Lights! Camera! Infraction! Mad Max shows why Hollywood indulges bad behaviour

Charlize Theron felt so threatened by Mad Max co-star Tom Hardy that she asked for a female producer as protection. Yet the industry still relies on film sets being lawless bubbles where you question macho posturing at your peril
  
  

Charlize Theron and Tom Hardy in Mad Max: Fury Road.
Charlize Theron and Tom Hardy in Mad Max: Fury Road. Composite: Village Roadshow/Kobal/Shutterstock/Guardian design

To the list of movies that will for ever carry with them the stink of disreputable on-set behaviour (such as Last Tango in Paris and Kill Bill) comes a surprising new addition. Mad Max: Fury Road is already a contender for the best and most berserk action film of the century so far. Unfortunately, it now transpires that the craziness was not restricted to porcupine-spined jalopies, double-necked flamethrower guitars and other markers of its delirious visual excess. With the publication of Kyle Buchanan’s Blood, Sweat and Chrome: The Wild and True Story of Mad Max Fury Road, it is now a matter of public record that Charlize Theron felt so threatened and intimidated by her co-star, Tom Hardy, that she asked to be protected from him – and that no one called time on his behaviour.

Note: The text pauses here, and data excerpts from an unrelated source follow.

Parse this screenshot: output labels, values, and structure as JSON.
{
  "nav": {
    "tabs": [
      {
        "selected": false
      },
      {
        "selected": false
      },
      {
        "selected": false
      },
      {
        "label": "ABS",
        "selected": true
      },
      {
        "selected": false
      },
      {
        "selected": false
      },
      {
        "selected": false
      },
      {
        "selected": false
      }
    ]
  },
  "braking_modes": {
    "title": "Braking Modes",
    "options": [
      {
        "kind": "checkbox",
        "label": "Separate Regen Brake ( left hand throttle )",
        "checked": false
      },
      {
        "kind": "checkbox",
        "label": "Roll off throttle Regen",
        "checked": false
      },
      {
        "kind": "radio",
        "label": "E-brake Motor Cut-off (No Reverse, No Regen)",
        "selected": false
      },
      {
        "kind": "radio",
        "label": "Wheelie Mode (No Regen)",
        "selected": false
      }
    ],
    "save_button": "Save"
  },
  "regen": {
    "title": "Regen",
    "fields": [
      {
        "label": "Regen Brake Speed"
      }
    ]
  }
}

To cut a long standoff short, it seems – after weeks of tension and bubbling aggression – that Theron berated Hardy for his persistent lateness, which had resulted in many hours of delays on set in the Namibian desert. One morning, after he kept her and the crew waiting for more than three hours, she suggested the producers should “fine the fucking cunt $100,000 for every minute that he’s held up this crew”. His response included “charging up to her” and saying, “What did you say to me?” Theron, whose baby daughter was with her in Namibia, requested that a female producer, Denise Di Novi, should be present to protect her – “I was really scared shitless,” Theron said – but this was overruled by another producer, Doug Mitchell, who blocked Di Novi’s attendance. The director, George Miller, says that if he were faced again with the same situation, “I would probably be more mindful”. How reassuring for an actor to know that a director will “probably” have her back.

What is depressing is not so much that a star has behaved like a brute – power corrupts, after all – but that the system does nothing to discourage such behaviour. The industry has responded to the #MeToo movement by bringing in measures such as intimacy coordinators for sex scenes, as well as a heightened presence on sets from the human resources departments to whom cast and crew members can bring complaints in confidentiality. There is an increased awareness of the need for gender pay parity, even if that ideal hasn’t yet been reached. And stars such as Frances McDormand and Michael B Jordan have pledged to feature “inclusion riders” in their contracts to guarantee diversity on the sets of their movies.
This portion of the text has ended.